Lichtwellen is for clarinet solo, and dates from 1991. This work is lighter (light waves?) and has unique low-registered multiphonics and high, punctuated notes popping out of sustained lower ones. Aretusa is for violin solo, written in 1988, and performed by Dora Entcheva. Not having the score, I nevertheless assume that a great deal is left up to the performer in interpreting the music. This extended work is, in general, more tonal. But "tonal" for Dinescu does not mean the same thing as tonal for any other composer, only in contrast to other of her works which are basically "untonal" in the sense of not relating to any key. Dinescu's tonality resembles somewhat the Bartok device of centering around one note with all manner of diversion and escape. Again there are the extensions of pitch back and forth between very high and middle and lower registers. There are open-string drones with upper arabesques, occasional glissandos, and fragments of melodic motives that are almost lyrical. The drones-the centerings around one note-are often on the A string, one imagining that the soloist is more at home improvising around the open strings with tonal utterings rather than atonal ones, but nonetheless incredibly virtuosic. There are striking rapid pizzicato broken figures among the traditional bowed techniques.
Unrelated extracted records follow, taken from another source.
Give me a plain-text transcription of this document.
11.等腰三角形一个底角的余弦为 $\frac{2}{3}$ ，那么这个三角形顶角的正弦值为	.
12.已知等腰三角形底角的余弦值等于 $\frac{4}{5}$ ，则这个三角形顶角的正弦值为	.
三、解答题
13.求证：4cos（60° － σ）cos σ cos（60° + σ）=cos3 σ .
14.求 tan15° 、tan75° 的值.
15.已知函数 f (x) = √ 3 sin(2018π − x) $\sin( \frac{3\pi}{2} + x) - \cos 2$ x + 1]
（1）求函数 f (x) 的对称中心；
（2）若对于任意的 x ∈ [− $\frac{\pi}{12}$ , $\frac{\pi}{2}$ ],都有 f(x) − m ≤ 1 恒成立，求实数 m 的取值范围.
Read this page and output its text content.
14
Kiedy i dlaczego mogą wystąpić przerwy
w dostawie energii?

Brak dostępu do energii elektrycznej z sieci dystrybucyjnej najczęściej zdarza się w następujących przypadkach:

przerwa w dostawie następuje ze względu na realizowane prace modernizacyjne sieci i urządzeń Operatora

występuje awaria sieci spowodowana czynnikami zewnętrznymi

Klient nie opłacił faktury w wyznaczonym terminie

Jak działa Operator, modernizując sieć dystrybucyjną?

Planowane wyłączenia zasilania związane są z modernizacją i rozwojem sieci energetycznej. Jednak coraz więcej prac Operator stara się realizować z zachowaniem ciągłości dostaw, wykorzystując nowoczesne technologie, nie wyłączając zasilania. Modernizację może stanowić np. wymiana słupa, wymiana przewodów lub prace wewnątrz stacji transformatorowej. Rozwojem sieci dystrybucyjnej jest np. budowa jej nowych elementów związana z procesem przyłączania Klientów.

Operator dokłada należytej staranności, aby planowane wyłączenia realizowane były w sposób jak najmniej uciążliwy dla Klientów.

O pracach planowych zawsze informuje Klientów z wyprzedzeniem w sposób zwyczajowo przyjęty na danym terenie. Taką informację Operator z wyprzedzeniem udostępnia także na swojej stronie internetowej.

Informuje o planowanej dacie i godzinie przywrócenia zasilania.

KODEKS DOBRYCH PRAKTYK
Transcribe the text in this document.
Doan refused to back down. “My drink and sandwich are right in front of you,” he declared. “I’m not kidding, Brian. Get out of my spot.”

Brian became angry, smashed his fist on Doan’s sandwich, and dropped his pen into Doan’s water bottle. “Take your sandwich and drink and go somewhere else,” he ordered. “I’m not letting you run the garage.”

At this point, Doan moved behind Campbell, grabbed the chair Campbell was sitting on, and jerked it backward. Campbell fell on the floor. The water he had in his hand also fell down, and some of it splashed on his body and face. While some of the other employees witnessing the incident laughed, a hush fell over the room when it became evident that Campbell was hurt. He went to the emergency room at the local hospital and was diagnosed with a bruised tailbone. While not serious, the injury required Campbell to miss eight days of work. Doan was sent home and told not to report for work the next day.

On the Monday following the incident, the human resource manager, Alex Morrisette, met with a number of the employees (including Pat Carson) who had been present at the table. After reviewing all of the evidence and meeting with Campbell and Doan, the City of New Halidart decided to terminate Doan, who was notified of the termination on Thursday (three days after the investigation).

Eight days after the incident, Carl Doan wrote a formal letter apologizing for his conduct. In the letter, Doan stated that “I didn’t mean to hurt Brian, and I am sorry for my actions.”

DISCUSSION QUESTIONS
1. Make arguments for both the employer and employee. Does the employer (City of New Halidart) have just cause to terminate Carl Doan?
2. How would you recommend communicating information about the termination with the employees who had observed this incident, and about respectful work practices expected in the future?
Ostrov II is the last work on the CD. It is for clarinet quartet, written in 1989, and the performers are the exceptional Arundo Clarinet Quartet. Here, the utmost skillful writing for the four instruments is evident. The bass clarinet extends the range and color opportunities. Detached figures are more in evidence as well as the strong, sharp punctuations of single pitches jumping back and forth from high to low. Frequent fluttertonguings create contrasting tone colors, tremolos, scattered multiphonics, some "bluesy" configuration, trills, "square-wave" rocking back and forth between two pitches, "other-worldly" harmonics in tandem, amplitude modulation created by two instruments-one holding, the other repeating, the same pitch. Dinescu is not afraid, in any of her music, to ask for long, sustained notes, but they are usually enhanced by figurations that become denser, then disappear. You need to hear the last chord of this work: the instruments playing a multiphonic chord crescendoing from soft to loud. This work easily outdoes Rite of Spring in its colorations and imagery.
Violeta Dinescu is one of our major composers, and you will look forward to becoming acquainted with her music if you haven't already.
Emma Lou Diemer is a composer residing in Santa Barbara, CA.